문괜 2024. 9. 20. 12:00

~~가상환경 설정 및 MVP 구현~~
~~Dataset과 Vector DB 구현~~
1. ~~Dataset 확보~~
2. ~~Vector DB 구현~~
Embedding & Searching 구현
Generation 구현

위의 그림은 LangChain에서 RAG를 필요에 맞춰 수정할 수 있는 부분을 도식화한 그림이다.

위의 그림과 같이 단순히 RAG는 조회와 조회된 결과를 바탕으로 생성하는 간단한 구성이 아니었다. 조회와 생성 그리고 데이터 확보 부분 또한 기획한 서비스 의도에 맞춰 다양하게 변형할 수 있었다.

그래서 이번 Embedding & Searching에서는 Query에 대한 Embedding을 진행하고 그다음 가장 유사한 Vector들을 찾는 유사도 방식에 추가적으로 Query에 대한 분석과 분석을 바탕으로 한 조회를 진행하는 Query Translation을 진행하게 됐다.

기초적인 Similarity Search(유사도 검색)에 대한 정보는 아래의 글을 참고하면 된다.
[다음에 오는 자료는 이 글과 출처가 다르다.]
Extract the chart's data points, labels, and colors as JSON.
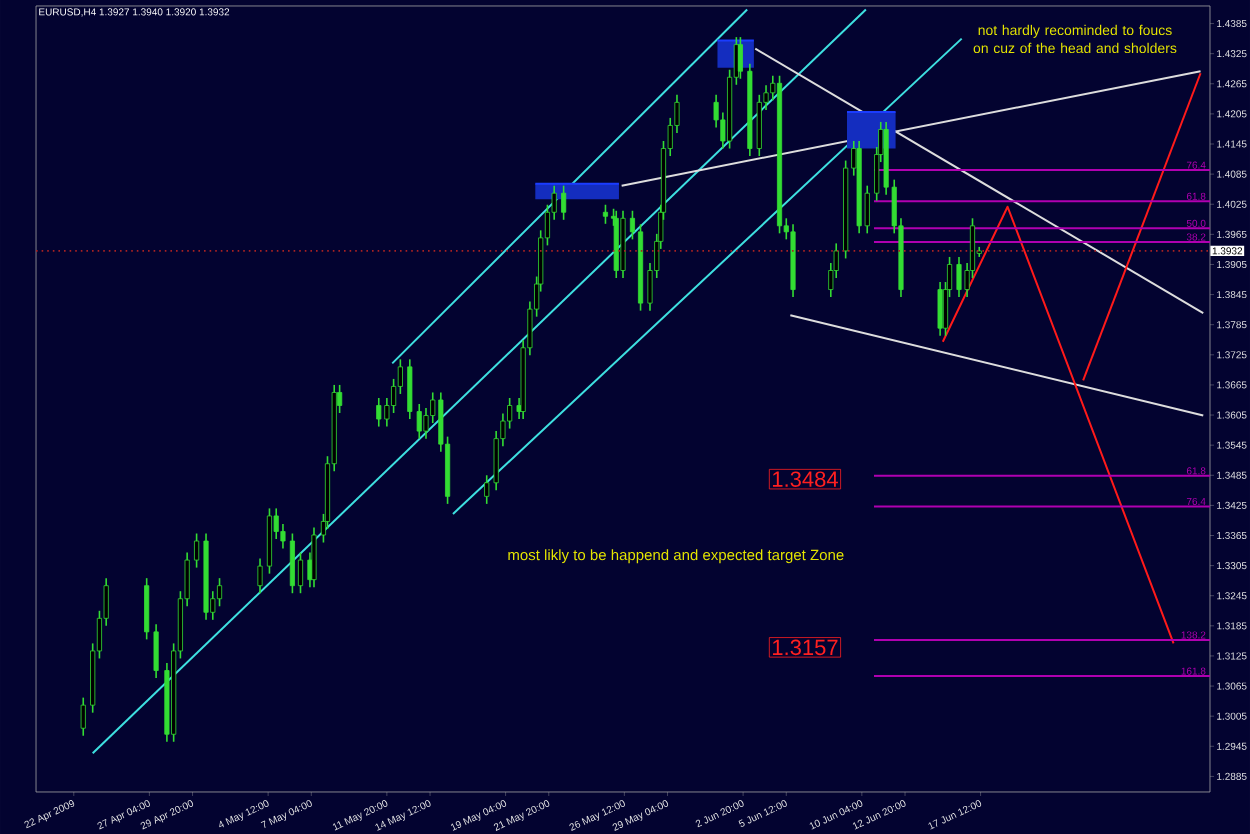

도대체 유사도 검색은 뭘까? with LangChain .as_retriever() 분석

또한 아래의 글을 먼저 보고 오는것도 좋다.

도대체 LCEL은 뭘까?

먼저 위와 같이 Query Translation을 진행하기로 결정한 동기는 아래와 같다.

Query Translation 진행 동기

조회의 정확성을 높이고 싶었다.
- Similarity Search는 주어진 Query를 직접 비교하는데 만약 Query가 만약 내용이 부실하면 조회에 정확성이 많이 떨어질 수 있다고 생각했다.
저장된 Document의 특징에 따라 조회가 달라질 수 있다고 생각했다.
- 대부분의 예시 Document의 경우 하나의 큰 Document를 Chunking 한 경우가 대다수였다. 반대로 내가 지금 현재 가지고 있는 Document의 경우 Crawling 된 정보로서 확실히 구분되는 값들이 존재했다. 그렇기 때문에 일반적인 Similarity Search가 유용하지 못할 수 있다고 생각했다.
생성에서도 LLM을 사용 할 수 있다는 점을 알고 있었다. 그런데 '조회에서도 LLM이 사용될 수 있지 않을까?' 하는 의문이 들었다.
- 생성의 경우 Prompt Engineering을 통해 LLM이 서비스의도에 맞춰 생성하도록 만들 수 있다고 알고 있었다. 그런데 '이걸 단순히 생성에만 사용하지 않고 조회에서도 사용할 수 있지 않을까?'라는 생각이 들었고 서로 다른 역할을 가진 LLM이 협업할 수 있겠다는 생각이 들었다.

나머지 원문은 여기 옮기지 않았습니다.